System design questions are all questions related to designing technology systems. They are asked to analyze the candidate’s process in solving problems, creating, and designing systems to help customers/clients. Knowing system design can be quite important for a data scientist; even if your role is not to design a system, you will most likely play a role in an established system and need to know how it works in order to do your work.

#### System Design Question Example

These questions cover different topics and tasks. But the one that stands out is building a database. Data scientists deal heavily with databases daily, so it makes sense to ask this question to see whether you can build a database from scratch.

Here is one __question example from Audible__ uncovered in our research:

**QUESTION**: *“Can you walk us through how you would build a recommendation system?”*

**ANSWER**: *Since there is such a variety of approaches to answer this question, we will leave you to come up with your own way of building one.*

Again, to answer these questions, it’s essential to know the company’s business. Think a little about databases that the company most probably needs, and try to elaborate your approach a little before the interview.

### 8. Technical

Technical questions are all questions that are asking about the explanation of various data science technical concepts. The technical questions are theoretical and require knowledge of the technology you will be using at the company. Due to nature, they can seem similar to coding questions. Knowing the theory behind what you are doing is quite important, so technical questions can often be asked in interviews.

#### Technical Question Example

The most tested area is theoretical knowledge of Python and SQL. Not surprising, since these two languages are dominant in data science, along with R to complement Python.

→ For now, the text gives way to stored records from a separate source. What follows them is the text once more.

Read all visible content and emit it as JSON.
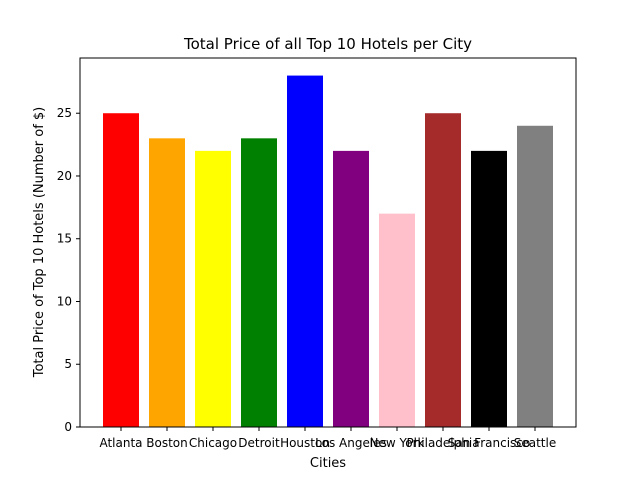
{
  "chart_data": {
    "type": "bar",
    "title": "Total Price of all Top 10 Hotels per City",
    "xlabel": "Cities",
    "ylabel": "Total Price of Top 10 Hotels (Number of $)",
    "categories": [
      "Atlanta",
      "Boston",
      "Chicago",
      "Detroit",
      "Houston",
      "Los Angeles",
      "New York",
      "Philadelphia",
      "San Francisco",
      "Seattle"
    ],
    "values": [
      25,
      23,
      22,
      23,
      28,
      22,
      17,
      25,
      22,
      24
    ],
    "colors": [
      "#ff0000",
      "#ffa500",
      "#ffff00",
      "#008000",
      "#0000ff",
      "#800080",
      "#ffc0cb",
      "#a52a2a",
      "#000000",
      "#808080"
    ],
    "ylim": [
      0,
      29.4
    ],
    "yticks": [
      "0",
      "5",
      "10",
      "15",
      "20",
      "25"
    ],
    "grid": false,
    "legend": "none"
  }
}
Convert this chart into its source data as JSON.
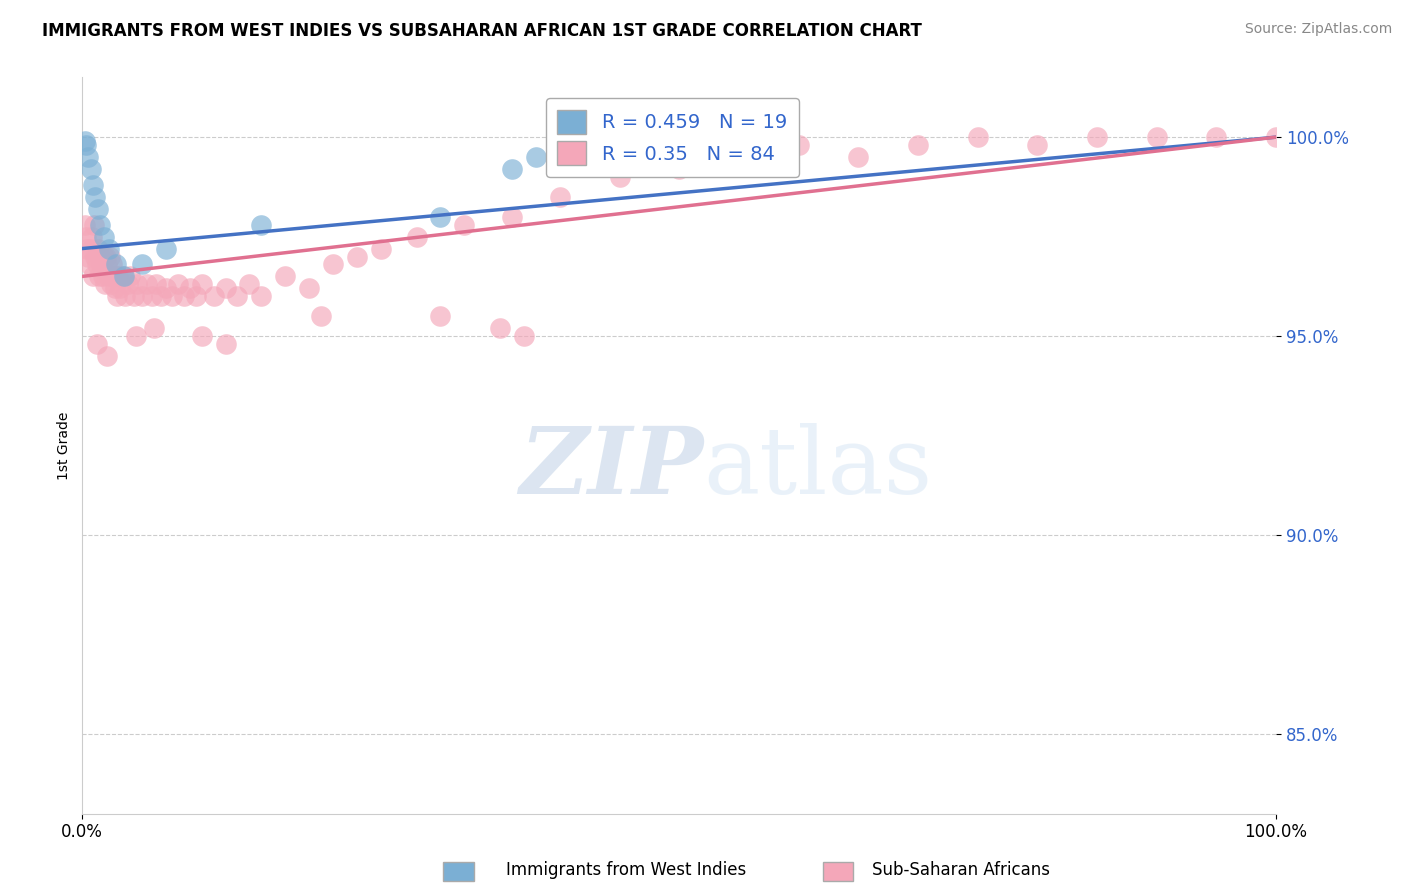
{
  "title": "IMMIGRANTS FROM WEST INDIES VS SUBSAHARAN AFRICAN 1ST GRADE CORRELATION CHART",
  "source": "Source: ZipAtlas.com",
  "ylabel": "1st Grade",
  "xlim": [
    0,
    100
  ],
  "ylim": [
    83,
    101.5
  ],
  "yticks": [
    85,
    90,
    95,
    100
  ],
  "ytick_labels": [
    "85.0%",
    "90.0%",
    "95.0%",
    "100.0%"
  ],
  "xticks": [
    0,
    100
  ],
  "xtick_labels": [
    "0.0%",
    "100.0%"
  ],
  "legend_labels": [
    "Immigrants from West Indies",
    "Sub-Saharan Africans"
  ],
  "R_blue": 0.459,
  "N_blue": 19,
  "R_pink": 0.35,
  "N_pink": 84,
  "blue_color": "#7BAFD4",
  "pink_color": "#F4A7B9",
  "blue_line_color": "#4472C4",
  "pink_line_color": "#E07090",
  "watermark_color": "#D0DCF0",
  "blue_x": [
    0.3,
    0.5,
    0.7,
    0.9,
    1.1,
    1.3,
    1.5,
    1.8,
    2.2,
    2.8,
    3.5,
    5.0,
    7.0,
    15.0,
    30.0,
    36.0,
    38.0,
    55.0,
    0.2
  ],
  "blue_y": [
    99.8,
    99.5,
    99.2,
    98.8,
    98.5,
    98.2,
    97.8,
    97.5,
    97.2,
    96.8,
    96.5,
    96.8,
    97.2,
    97.8,
    98.0,
    99.2,
    99.5,
    100.0,
    99.9
  ],
  "pink_x": [
    0.2,
    0.3,
    0.4,
    0.5,
    0.6,
    0.7,
    0.8,
    0.9,
    1.0,
    1.1,
    1.2,
    1.3,
    1.4,
    1.5,
    1.6,
    1.7,
    1.8,
    1.9,
    2.0,
    2.1,
    2.2,
    2.3,
    2.4,
    2.5,
    2.6,
    2.7,
    2.8,
    2.9,
    3.0,
    3.2,
    3.4,
    3.6,
    3.8,
    4.0,
    4.3,
    4.6,
    5.0,
    5.4,
    5.8,
    6.2,
    6.6,
    7.0,
    7.5,
    8.0,
    8.5,
    9.0,
    9.5,
    10.0,
    11.0,
    12.0,
    13.0,
    14.0,
    15.0,
    17.0,
    19.0,
    21.0,
    23.0,
    25.0,
    28.0,
    32.0,
    36.0,
    40.0,
    45.0,
    50.0,
    55.0,
    60.0,
    65.0,
    70.0,
    75.0,
    80.0,
    85.0,
    90.0,
    95.0,
    100.0,
    30.0,
    35.0,
    37.0,
    20.0,
    10.0,
    12.0,
    6.0,
    4.5,
    2.1,
    1.2
  ],
  "pink_y": [
    97.8,
    97.5,
    97.2,
    97.0,
    96.8,
    97.2,
    97.5,
    96.5,
    97.8,
    97.0,
    96.8,
    97.2,
    96.5,
    97.0,
    96.8,
    96.5,
    97.0,
    96.3,
    97.0,
    96.8,
    96.5,
    97.0,
    96.3,
    96.8,
    96.5,
    96.2,
    96.5,
    96.0,
    96.5,
    96.2,
    96.5,
    96.0,
    96.3,
    96.5,
    96.0,
    96.3,
    96.0,
    96.3,
    96.0,
    96.3,
    96.0,
    96.2,
    96.0,
    96.3,
    96.0,
    96.2,
    96.0,
    96.3,
    96.0,
    96.2,
    96.0,
    96.3,
    96.0,
    96.5,
    96.2,
    96.8,
    97.0,
    97.2,
    97.5,
    97.8,
    98.0,
    98.5,
    99.0,
    99.2,
    99.5,
    99.8,
    99.5,
    99.8,
    100.0,
    99.8,
    100.0,
    100.0,
    100.0,
    100.0,
    95.5,
    95.2,
    95.0,
    95.5,
    95.0,
    94.8,
    95.2,
    95.0,
    94.5,
    94.8
  ]
}
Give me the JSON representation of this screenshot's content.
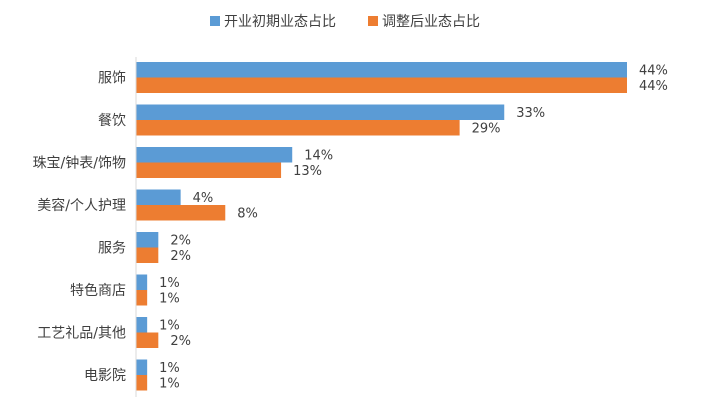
{
  "chart_data": {
    "type": "bar",
    "orientation": "horizontal",
    "categories": [
      "服饰",
      "餐饮",
      "珠宝/钟表/饰物",
      "美容/个人护理",
      "服务",
      "特色商店",
      "工艺礼品/其他",
      "电影院"
    ],
    "series": [
      {
        "name": "开业初期业态占比",
        "color": "#5B9BD5",
        "values": [
          44,
          33,
          14,
          4,
          2,
          1,
          1,
          1
        ]
      },
      {
        "name": "调整后业态占比",
        "color": "#ED7D31",
        "values": [
          44,
          29,
          13,
          8,
          2,
          1,
          2,
          1
        ]
      }
    ],
    "value_format": "percent",
    "value_suffix": "%",
    "xlim": [
      0,
      52
    ],
    "legend_position": "top",
    "grid": false,
    "x_axis_visible": false
  }
}
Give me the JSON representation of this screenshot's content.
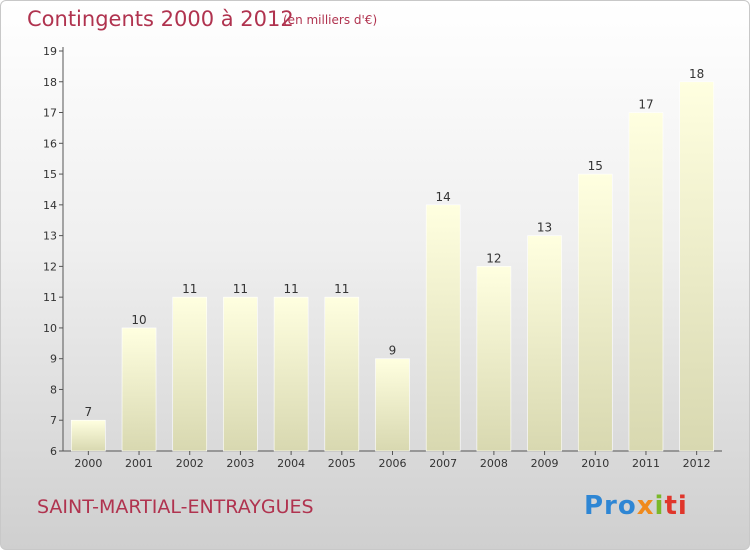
{
  "header": {
    "title": "Contingents 2000 à 2012",
    "subtitle": "(en milliers d'€)"
  },
  "footer": {
    "commune": "SAINT-MARTIAL-ENTRAYGUES",
    "logo": {
      "part1": "Pro",
      "part2": "x",
      "part3": "i",
      "part4": "ti"
    }
  },
  "colors": {
    "title": "#b0334f",
    "bar_top": "#ffffe0",
    "bar_bottom": "#d8d8b0"
  },
  "chart_data": {
    "type": "bar",
    "title": "Contingents 2000 à 2012",
    "subtitle": "(en milliers d'€)",
    "categories": [
      "2000",
      "2001",
      "2002",
      "2003",
      "2004",
      "2005",
      "2006",
      "2007",
      "2008",
      "2009",
      "2010",
      "2011",
      "2012"
    ],
    "values": [
      7,
      10,
      11,
      11,
      11,
      11,
      9,
      14,
      12,
      13,
      15,
      17,
      18
    ],
    "ylim": [
      6,
      19
    ],
    "yticks": [
      6,
      7,
      8,
      9,
      10,
      11,
      12,
      13,
      14,
      15,
      16,
      17,
      18,
      19
    ],
    "grid": false,
    "legend": "none"
  }
}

An example of a __real-world technical question from Walmart__ would be:

**QUESTION**: “*What are the data structures in Python?*”

**ANSWER**: *“The data structures are used for storing data. There are four data structures in Python: List, Dictionary, Tuple, and Set. Those are the built-in data structures. Lists are used for creating lists that can contain different types of data. Dictionary is basically a set of keys; they are used to store a value with a key and getting the data using the same key. Tuples are the same as lists. The difference is that in a tuple, the data can’t be changed. Set contains the unordered elements with no duplicates. Along with the built-in data structures, there are also the user-defined data structures.”*

These are catch-all types of questions. It’s a category for all the questions that can’t cleanly fit into other categories. Due to that, there are no specific concepts that occur more or less often.

## Conclusion

This data science interview guide has been written to support the research undertaken to understand the types of questions being asked at a data science interview. The interview questions’ data are taken from dozens of companies over a four-year period and analyzed. The questions have been categorized under nine different question types (algorithms, business case, coding, modeling, probability, product, statistics, system design, and technical questions).

As part of the analysis, I talked about some of the most common technical concepts from each question type category. For example, the most asked statistics questions have to do with sampling and distribution. Every question category is supported by one practical example of the real question.

The article is intended to serve you as an important guide for interview preparation or simply learning more about data science. I hope I have helped you to feel more comfortable about the data science interview process. Good luck with the interviews!